そして「異邦人のガリラヤ」と言われます。ガリラヤはカナンの北部に位置し、北の諸外国の侵略に繰り返し悩まされてきました。絶えず戦禍にさらされ、苦しめられた地域なのです。アッシリア帝国が攻め込んできたときには真っ先に占領され、人びとは散り散りばらばらにされました。ガリラヤから連れ去られる人があり、逃げ出す人がおり、人が住まなくなったところには外国の人びとが連れて来られて住みました。そして、時が経つと混血が進みます。それでイスラエルの純血が失われると言われ、ユダヤの人びとから非難されました。ガリラヤは暗黒の地で、ガリラヤから良いものが出るはずがないと言われていたのです。

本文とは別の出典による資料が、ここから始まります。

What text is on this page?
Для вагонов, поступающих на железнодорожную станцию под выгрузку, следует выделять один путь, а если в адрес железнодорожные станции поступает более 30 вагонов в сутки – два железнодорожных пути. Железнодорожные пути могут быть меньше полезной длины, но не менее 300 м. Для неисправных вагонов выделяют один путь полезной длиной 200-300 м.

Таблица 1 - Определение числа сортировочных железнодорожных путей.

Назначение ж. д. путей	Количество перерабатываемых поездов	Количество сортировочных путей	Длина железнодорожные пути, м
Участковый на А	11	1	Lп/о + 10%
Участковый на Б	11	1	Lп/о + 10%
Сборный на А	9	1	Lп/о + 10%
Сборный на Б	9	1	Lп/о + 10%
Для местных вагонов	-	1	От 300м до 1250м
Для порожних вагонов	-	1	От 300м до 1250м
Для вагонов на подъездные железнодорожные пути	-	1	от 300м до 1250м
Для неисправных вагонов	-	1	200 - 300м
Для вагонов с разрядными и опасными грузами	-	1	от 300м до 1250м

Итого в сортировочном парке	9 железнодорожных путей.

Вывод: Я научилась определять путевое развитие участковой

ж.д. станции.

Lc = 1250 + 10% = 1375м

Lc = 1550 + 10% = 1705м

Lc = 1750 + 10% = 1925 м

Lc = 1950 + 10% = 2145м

しかし、預言者イザヤは言いました。「異邦人のガリラヤは、栄光を受ける」(イザヤ8:23)。これが主なる神の約束です。ガリラヤの苦しみを主なる神はご存知です。その苦しみをそのままにはなさらず、むしろ栄光を与えてくださいます。そしてマタイ福音書は言います、「暗闇に住む民は、大きな光を見、死の陰の地に住む者に光が差し込んだ」(4:16)。イザヤを通して与えられた約束が今や実現した、「異邦人のガリラヤ」と言われて蔑まれていたが、その暗闇に住む民は大きな光を見た、死の陰の地に住む者に光が差し込んだ、ということです。まことの救い主が来られ、「悔い改めよ」と言って宣べ伝え始められたからです。
主イエスは、旧約の時代から戦禍の苦しみを味わい、差別と抑圧にさらされていたガリラヤで、救い主としての御業を始められました。また、十字架と復活の後、天に挙げられた主イエスは、「ガリラヤへ行きなさい」とおっしゃったのであり、主なる神のまなざしは、今もガリラヤに注がれています。すなわち、苦しみの中にある人びとに注がれています。
その苦しみは、戦禍や差別、抑圧の苦しみだけではありません。主イエスは、ヘロデの領地で「悔い改めよ」と宣べ伝えました。それは、ヘロデも暗闇の力に捕らえられていたからです。生けるまこと神を見失い、自分の目によいと思うことをして生きる、そこに人の罪ゆえの暗闇があり、暗黒があります。それは今の私たちをも覆う暗闇です。主イエスは、今の私たちにも「悔い改めよ。天の国は近づいた」とおっしゃって、ご自分のもとへと招いてくださいます。人生の方向転換をして、神を認め、神がおられると信じる生き方をする。そのところでこそ、確かな光の中を歩むことができます。主イエスは、そのために私たちの罪を背負って十字架につけられてくださった、まことの救い主であられます。